Police shooting investigation to be dealt with by parliamentary committee

A special session of the Parliamentary Committee for Defence and Security. initiated by opposition MPs, will deal with the investigation of the shooting on D2 highway from June 2013.

A special session of the Parliamentary Committee for Defence and Security. initiated by opposition MPs, will deal with the investigation of the shooting on D2 highway from June 2013.

“It is possible that the Interior Ministry inspection marred the investigation of this incident, potentially a serious crime, and there is a suspicion that the crime of abuse of powers of public official has been committed,” committee member Ľubomír Galko (Freedom and Solidarity, SaS). “There is a suspicion that key evidence was damaged that should have been used against the police officers – the video-recording of the whole case. We consider this inexcusable,” he added, as quoted by the TASR newswire.

Four students were pulled over on the D2 highway in June 2013 because their car was listed on a police database as belonging to wanted entrepreneur Milan Ďuriš, suspected of a murder in Orava. Though it is true that the car belonged to Ďuriš some six years ago, it has since changed owners twice.

The students asserted that the police had no reason to shoot at their car. In addition to being shot at, the students objected to the way in which they were subsequently treated. They claim that they were handcuffed and ordered to lie down on the road with other cars passing just a few metres away. Then they were left standing in the rain for an hour, having been told to switch off their mobile phones. The entire operation lasted more than five hours, with the students having no idea as to why they had been stopped and interrogated for much of that time, TASR wrote.

Another committee member, Richard Vašečka (Ordinary people and Independent Personalities, OĽaNO) commented that in spite of hundreds of good and honest policemen, a case like this shows police fault and its covering up, asking how come that instead of drawing due consequences, evidence is destroyed.

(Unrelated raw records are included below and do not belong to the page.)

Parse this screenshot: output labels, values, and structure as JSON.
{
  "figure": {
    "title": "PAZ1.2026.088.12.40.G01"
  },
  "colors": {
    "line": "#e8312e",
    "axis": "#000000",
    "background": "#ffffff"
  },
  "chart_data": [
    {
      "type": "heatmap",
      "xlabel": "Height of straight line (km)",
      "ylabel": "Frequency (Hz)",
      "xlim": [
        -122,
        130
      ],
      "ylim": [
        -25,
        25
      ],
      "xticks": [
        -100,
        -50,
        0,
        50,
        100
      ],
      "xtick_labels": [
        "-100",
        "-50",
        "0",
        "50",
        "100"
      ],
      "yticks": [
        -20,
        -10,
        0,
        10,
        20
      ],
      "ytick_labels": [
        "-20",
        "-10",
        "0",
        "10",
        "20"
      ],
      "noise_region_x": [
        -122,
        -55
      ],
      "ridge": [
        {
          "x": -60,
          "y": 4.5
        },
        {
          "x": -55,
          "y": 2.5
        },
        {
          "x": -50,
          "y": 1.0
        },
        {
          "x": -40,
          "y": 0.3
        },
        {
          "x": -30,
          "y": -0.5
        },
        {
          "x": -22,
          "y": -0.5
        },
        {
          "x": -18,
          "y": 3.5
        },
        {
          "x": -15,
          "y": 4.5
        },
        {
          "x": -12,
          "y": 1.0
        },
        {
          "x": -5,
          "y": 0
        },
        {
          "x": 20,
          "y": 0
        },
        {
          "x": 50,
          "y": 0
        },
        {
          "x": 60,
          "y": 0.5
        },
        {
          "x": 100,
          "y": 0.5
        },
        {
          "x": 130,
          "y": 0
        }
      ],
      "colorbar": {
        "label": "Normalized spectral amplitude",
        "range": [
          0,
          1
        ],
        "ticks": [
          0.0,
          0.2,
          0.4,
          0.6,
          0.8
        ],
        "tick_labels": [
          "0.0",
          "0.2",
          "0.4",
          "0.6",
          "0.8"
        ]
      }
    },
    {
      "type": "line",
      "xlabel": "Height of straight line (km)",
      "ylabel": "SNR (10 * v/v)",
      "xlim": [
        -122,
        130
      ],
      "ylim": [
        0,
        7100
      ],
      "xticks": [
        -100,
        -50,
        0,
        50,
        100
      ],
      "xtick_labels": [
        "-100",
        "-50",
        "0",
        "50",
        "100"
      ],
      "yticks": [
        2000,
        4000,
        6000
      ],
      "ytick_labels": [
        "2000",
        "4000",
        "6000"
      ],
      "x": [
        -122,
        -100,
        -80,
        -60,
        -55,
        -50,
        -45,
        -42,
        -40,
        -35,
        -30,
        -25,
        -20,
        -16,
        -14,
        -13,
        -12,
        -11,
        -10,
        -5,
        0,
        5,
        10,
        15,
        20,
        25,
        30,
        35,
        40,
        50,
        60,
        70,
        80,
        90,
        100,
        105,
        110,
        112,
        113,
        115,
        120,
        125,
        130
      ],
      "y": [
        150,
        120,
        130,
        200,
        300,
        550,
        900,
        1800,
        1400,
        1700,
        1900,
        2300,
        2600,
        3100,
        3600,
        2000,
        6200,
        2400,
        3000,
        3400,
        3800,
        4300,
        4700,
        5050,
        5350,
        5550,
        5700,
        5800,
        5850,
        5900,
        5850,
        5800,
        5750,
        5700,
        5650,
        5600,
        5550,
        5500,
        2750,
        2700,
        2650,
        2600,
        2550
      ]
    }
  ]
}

Interior Minister Robert Kaliňák (Smer) and Police President Tibor Gašpar will appear before the committee. Galko proposes, as a solution especially for future, to split the police inspection form the police itself.

TV JOJ reported that police officers form the presidium proceeded outside the normal routine when they travelled to Záhorie to obtain a file concerning the suspension of the driving license of one of the students. Then they brought the file to Senec, without duly registering it; then inspection came and took 18 pages from the file – including the crucial video-recording. It used it and then returned it – however not to Senec, but to the Regional Directorate in Bratislava, where the video-recording was destroyed.

(Source: TASR)
Compiled by Zuzana Vilikovská from press reports
The Slovak Spectator cannot vouch for the accuracy of the information presented in its Flash News postings.